Programa realiza mais de 2,5 mil castrações na região de Sorocaba desde dezembro

Iniciativa voltada ao controle populacional de cães e gatos já passou por nove cidades da região

Por Da Redação

ações ocorreram por meio de mutirões em cidades como Cesário Lange, Iperó, São Miguel Arcanjo, Bofete, Anhembi, Araçoiaba da Serra, Alambari, Porto Feliz e Ibiúna

Desde dezembro de 2025, o programa Pro Pet SP, do Governo do Estado de São Paulo, realizou 2.502 castrações gratuitas de cães e gatos em municípios da região de Sorocaba. As ações ocorreram por meio de mutirões em cidades como Cesário Lange, Iperó, São Miguel Arcanjo, Bofete, Anhembi, Araçoiaba da Serra, Alambari, Porto Feliz e Ibiúna.

No balanço estadual, o programa contabiliza 14.869 castrações em 92 municípios desde o lançamento. A proposta é ampliar o acesso ao procedimento como forma de controle populacional e prevenção de problemas relacionados ao abandono de animais.

O atendimento é realizado em unidades móveis adaptadas, que percorrem as cidades participantes. Segundo o governo estadual, o cronograma de atendimento considera critérios como demanda local, porte populacional e estrutura disponível nos municípios. As inscrições são organizadas pelas próprias prefeituras, que definem as regras de participação.

O programa prevê investimento total de R$ 10,5 milhões e a meta de atingir 52.850 castrações em 256 cidades paulistas.

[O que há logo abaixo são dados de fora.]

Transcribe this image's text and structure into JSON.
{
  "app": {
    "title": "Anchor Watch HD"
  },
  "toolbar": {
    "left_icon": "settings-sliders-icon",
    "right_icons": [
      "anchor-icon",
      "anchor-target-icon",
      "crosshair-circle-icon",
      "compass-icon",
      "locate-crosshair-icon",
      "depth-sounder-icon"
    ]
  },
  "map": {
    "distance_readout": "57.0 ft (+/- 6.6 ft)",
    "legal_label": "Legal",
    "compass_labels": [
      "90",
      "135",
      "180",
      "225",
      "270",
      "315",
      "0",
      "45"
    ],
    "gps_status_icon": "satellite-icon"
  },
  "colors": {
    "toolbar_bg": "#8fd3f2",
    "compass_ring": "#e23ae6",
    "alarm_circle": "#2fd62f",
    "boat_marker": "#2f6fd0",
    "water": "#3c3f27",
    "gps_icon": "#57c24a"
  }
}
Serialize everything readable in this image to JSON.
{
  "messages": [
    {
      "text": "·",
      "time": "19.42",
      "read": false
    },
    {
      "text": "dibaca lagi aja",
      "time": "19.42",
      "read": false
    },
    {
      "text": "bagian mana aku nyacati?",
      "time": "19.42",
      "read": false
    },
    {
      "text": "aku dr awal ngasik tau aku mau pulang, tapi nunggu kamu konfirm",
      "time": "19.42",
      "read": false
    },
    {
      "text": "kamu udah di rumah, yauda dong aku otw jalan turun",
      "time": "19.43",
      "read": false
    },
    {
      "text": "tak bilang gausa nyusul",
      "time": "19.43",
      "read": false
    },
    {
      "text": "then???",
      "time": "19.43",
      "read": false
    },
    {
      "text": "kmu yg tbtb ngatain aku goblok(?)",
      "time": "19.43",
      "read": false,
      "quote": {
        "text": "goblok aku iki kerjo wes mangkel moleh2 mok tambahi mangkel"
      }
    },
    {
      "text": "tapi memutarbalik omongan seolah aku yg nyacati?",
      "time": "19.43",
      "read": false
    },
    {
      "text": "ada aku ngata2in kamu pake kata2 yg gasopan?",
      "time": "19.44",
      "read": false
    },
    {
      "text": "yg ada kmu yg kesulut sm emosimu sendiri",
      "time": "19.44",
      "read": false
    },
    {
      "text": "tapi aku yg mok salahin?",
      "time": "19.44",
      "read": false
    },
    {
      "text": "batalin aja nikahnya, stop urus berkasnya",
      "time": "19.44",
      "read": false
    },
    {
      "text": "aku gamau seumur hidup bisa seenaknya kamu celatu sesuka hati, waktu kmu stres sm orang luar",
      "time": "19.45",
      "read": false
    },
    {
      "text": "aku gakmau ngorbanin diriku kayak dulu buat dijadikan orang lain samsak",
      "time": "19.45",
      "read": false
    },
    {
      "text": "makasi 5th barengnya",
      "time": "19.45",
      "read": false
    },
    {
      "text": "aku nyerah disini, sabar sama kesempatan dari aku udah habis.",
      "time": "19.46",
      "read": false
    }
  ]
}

A secretária de Meio Ambiente, Infraestrutura e Logística, Natália Resende, afirma que a iniciativa busca ampliar o acesso ao serviço e estruturar uma política contínua de bem-estar animal. “Estamos ampliando o acesso à castração gratuita em todas as regiões do estado, apoiando os municípios e fortalecendo uma política pública contínua de bem-estar animal”, declarou.

Além dos mutirões, o Estado também mantém outras frentes na área. Uma delas é o programa Meu PeT, que prevê a construção de clínicas veterinárias em cidades como Sorocaba e a instalação de consultórios em contêineres para municípios de menor porte. Segundo o governo, esses equipamentos oferecem atendimentos básicos, como consultas e vacinação, e funcionam como complemento às ações itinerantes.

Apesar da expansão das iniciativas, a efetividade das políticas de controle populacional e atendimento veterinário ainda depende da adesão dos municípios e da capacidade de manutenção dos serviços após a implantação das estruturas.